32 Entropy Lane
A place of disorder and randomness, otherwise known as my life

standby01 Luckily (or unluckily depending on the day) my mom has neighbors across the street who have kids. One couple has 2 and the other house has 2. Those four and my two have become a posse over the 7 months we've been here at Chez Nana. They bike around the cul de sac and weave in and out of houses on their way somewhere. The spread their crap all over the neighborhood, look for bugs in the greenbelt areas sprinkled around, play near the ponds & streams and generally just have a good time. That's putting a positive spin on it. Some days I wish we lived somewhere without kids because of all of the drama.

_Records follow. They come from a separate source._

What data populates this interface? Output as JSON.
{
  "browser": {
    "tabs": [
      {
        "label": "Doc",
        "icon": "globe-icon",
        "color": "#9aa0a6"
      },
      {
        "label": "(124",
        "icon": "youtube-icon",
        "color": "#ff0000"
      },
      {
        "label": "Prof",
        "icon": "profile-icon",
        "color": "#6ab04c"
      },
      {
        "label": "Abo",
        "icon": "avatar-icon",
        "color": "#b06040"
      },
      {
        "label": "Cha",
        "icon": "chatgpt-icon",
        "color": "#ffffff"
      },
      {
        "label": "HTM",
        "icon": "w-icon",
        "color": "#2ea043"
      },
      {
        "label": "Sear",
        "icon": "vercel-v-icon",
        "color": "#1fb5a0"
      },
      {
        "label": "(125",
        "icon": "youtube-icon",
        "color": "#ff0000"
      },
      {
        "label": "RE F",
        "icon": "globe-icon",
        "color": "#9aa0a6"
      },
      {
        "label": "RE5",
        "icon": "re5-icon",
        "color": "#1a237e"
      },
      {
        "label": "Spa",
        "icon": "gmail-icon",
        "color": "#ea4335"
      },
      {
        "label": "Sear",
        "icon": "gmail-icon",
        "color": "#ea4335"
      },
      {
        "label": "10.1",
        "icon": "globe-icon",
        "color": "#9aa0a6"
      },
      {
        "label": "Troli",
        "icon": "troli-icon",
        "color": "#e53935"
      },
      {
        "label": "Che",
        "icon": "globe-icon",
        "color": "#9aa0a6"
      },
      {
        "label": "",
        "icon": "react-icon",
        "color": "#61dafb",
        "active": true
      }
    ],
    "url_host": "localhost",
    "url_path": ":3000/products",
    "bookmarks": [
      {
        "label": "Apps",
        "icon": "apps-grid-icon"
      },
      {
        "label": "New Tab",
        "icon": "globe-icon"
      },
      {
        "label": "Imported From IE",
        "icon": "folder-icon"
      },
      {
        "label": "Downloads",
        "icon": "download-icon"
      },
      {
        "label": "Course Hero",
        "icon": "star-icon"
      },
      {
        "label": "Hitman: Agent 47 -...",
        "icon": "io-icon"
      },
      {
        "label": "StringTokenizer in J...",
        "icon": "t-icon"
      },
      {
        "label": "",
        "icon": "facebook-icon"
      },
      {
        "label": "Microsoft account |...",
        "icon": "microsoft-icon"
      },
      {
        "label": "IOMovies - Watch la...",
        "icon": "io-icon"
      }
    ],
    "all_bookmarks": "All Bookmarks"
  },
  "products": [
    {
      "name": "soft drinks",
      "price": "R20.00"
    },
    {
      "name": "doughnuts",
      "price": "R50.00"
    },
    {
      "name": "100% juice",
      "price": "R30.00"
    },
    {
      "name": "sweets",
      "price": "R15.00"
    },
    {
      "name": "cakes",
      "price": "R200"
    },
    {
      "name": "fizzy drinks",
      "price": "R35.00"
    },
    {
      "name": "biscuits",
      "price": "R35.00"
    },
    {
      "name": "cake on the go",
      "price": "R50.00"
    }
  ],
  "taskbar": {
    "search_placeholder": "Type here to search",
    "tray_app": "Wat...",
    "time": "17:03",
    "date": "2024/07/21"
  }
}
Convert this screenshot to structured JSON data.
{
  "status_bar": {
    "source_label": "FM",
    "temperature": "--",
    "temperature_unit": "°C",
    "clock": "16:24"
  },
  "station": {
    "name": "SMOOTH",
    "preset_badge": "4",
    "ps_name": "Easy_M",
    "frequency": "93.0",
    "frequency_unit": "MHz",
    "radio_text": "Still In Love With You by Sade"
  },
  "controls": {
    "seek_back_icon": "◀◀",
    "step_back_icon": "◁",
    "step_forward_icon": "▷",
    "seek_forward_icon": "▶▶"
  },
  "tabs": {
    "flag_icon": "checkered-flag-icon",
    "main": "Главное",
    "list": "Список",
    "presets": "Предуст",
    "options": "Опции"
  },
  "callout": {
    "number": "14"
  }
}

Like yesterday when one of the other kids brought out 3 hard boiled eggs. She TOLD me they were hard boiled. I came to find out there were not.

Anyway, the 6 of them fought over these 3 eggs for what felt like hours. I tried to ignore them as I laid under the tree reading US Magazine The Economist.

As expected, the eggs broke and everyone blamed Finn. Even a kid from down the street WHO WASN'T EVEN THERE, blamed Finn. I understand that Finn is on the bottom of the totem pole but those little fuggers always take it too far blaming him. I knew he hadn't done it because I had seen one of the other kids break one of the eggs but I cleaned up the runny nastiness anyway. Puke.

So, by now I'm ready to go inside and call it a day.

All of the kids have disappeared to go find bugs behind someone's house when I hear a ruckus. They come flying back to the front of the houses and I can hear them shouting "He's DEAD! It's Dead!!! MOOOOOOMMMMMM!!!"

"Who is dead??" I say sort of alarmed but not really because all of the kids were accounted for.

"Houdini!!!" They all yelled.

It was one of the kids' cat who had gone missing a few weeks ago. (Peter's theory is cats don't go missing. They are dead. Good theory. Especially with coyotes and raccoons in the area.)

Once I found out it was their cat, for some reason I just stood back and watched the posse react. (well to be perfectly honest, the reason I just stood there is that I didn't care. Awful, I know. But true. There have been many many altercations with this neighbor and actually her cats so I actually kind of though "well, that solves THAT problem.)

I digress...

The neighbor went out the back to deal with the dead kitty while another neighbor and I tried to keep the troops in the front.

Finn kept going up to anyone who would listen and saying 'He's DEAD. The Cat's DEAD.' It's was sort of morbidly funny. He wasn't trying to be cruel. He was just stating the facts. All of the kids would say "WE KNOW FINN!"

The little girl owner of the cat sobbed. Poor dear. To find your cat attacked and dead. The other neighbor girl comforted her on the stoop.

Hadley ran inside our house to immediately write a letter to the family about how sorry she was. I love that she took pen to paper. My sweet rare bird.

The whole scene reminded me of Stand By Me. Just in the sense that kids are so random and their reactions to things are honest and pure. Such a phenomenal movie. Scenes from the movie flickered in my brain as I kept watching this dirty gaggle of children running in circles and talking all at the same time.

I was sympathetic to H&F about how sad the situation was but reminded them that this happens. This is life and sometimes animals kill other animals. I was a little fearful that one of the sweet, well meaning neighbors would pontificate about why God needed Houdini in heaven (nothing worse than strangers shoving religious dogma down the open mouths of my babies) so I stated again that these are the ways of nature.

I will bring flowers over with the kids today to say how sorry we are. I'm not a total heartless beeyatch.